Xu Ying, Zhou Jiaogen, Zhou Shuigeng, Guan Jihong
Department of Computer Science and Technology, Tongji University, Shanghai, 201804, China.
The institute of subtropical Agriculture, China Academy of Sciences, 444 Yuandaer Road, Mapoling, Changsha, 410125, China.
BMC Syst Biol. 2017 Dec 21;11(Suppl 7):135. doi: 10.1186/s12918-017-0504-3.

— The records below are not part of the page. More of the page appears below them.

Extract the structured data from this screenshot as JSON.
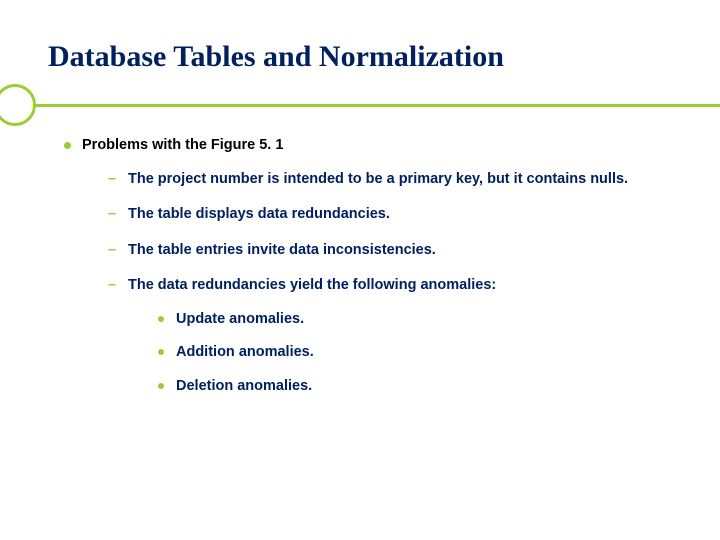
{
  "title": "Database Tables and Normalization",
  "bullets": {
    "l1": "Problems with the Figure 5. 1",
    "l2": [
      "The project number is intended to be a primary key, but it contains nulls.",
      "The table displays data redundancies.",
      "The table entries invite data inconsistencies.",
      "The data redundancies yield the following  anomalies:"
    ],
    "l3": [
      "Update anomalies.",
      "Addition anomalies.",
      "Deletion anomalies."
    ]
  }
}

Effectively predicting protein complexes not only helps to understand the structures and functions of proteins and their complexes, but also is useful for diagnosing disease and developing new drugs. Up to now, many methods have been developed to detect complexes by mining dense subgraphs from static protein-protein interaction (PPI) networks, while ignoring the value of other biological information and the dynamic properties of cellular systems.

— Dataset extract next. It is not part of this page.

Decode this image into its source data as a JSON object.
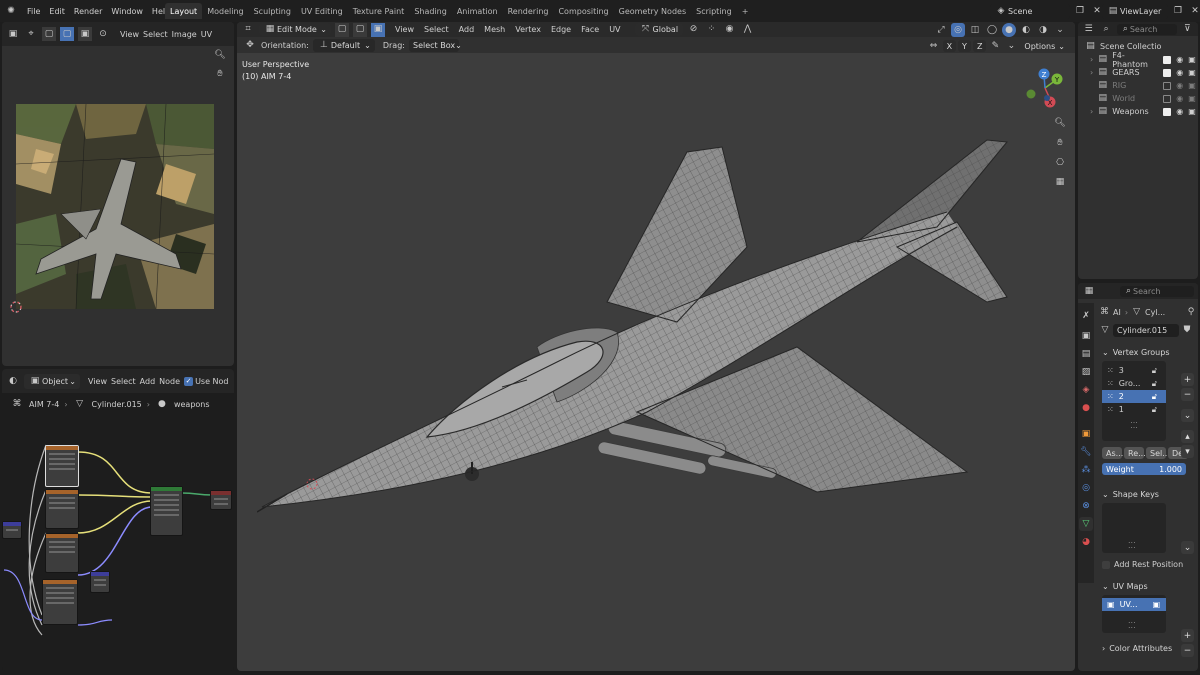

In this paper, based on our previous works CPredictor and CPredictor2.0, we present a new method for predicting complexes from PPI networks with both gene expression data and protein functional annotations, which is called CPredictor3.0. This new method follows the viewpoint that proteins in the same complex should roughly have similar functions and are active at the same time and place in cellular systems. We first detect active proteins by using gene express data of different time points and cluster proteins by using gene ontology (GO) functional annotations, respectively. Then, for each time point, we do set intersections with one set corresponding to active proteins generated from expression data and the other set corresponding to a protein cluster generated from functional annotations. Each resulting unique set indicates a cluster of proteins that have similar function(s) and are active at that time point. Following that, we map each cluster of active proteins of similar function onto a static PPI network, and get a series of induced connected subgraphs. We treat these subgraphs as candidate complexes. Finally, by expanding and merging these candidate complexes, the predicted complexes are obtained. We evaluate CPredictor3.0 and compare it with a number of existing methods on several PPI networks and benchmarking complex datasets. The experimental results show that CPredictor3.0 achieves the highest F1-measure, which indicates that CPredictor3.0 outperforms these existing method in overall.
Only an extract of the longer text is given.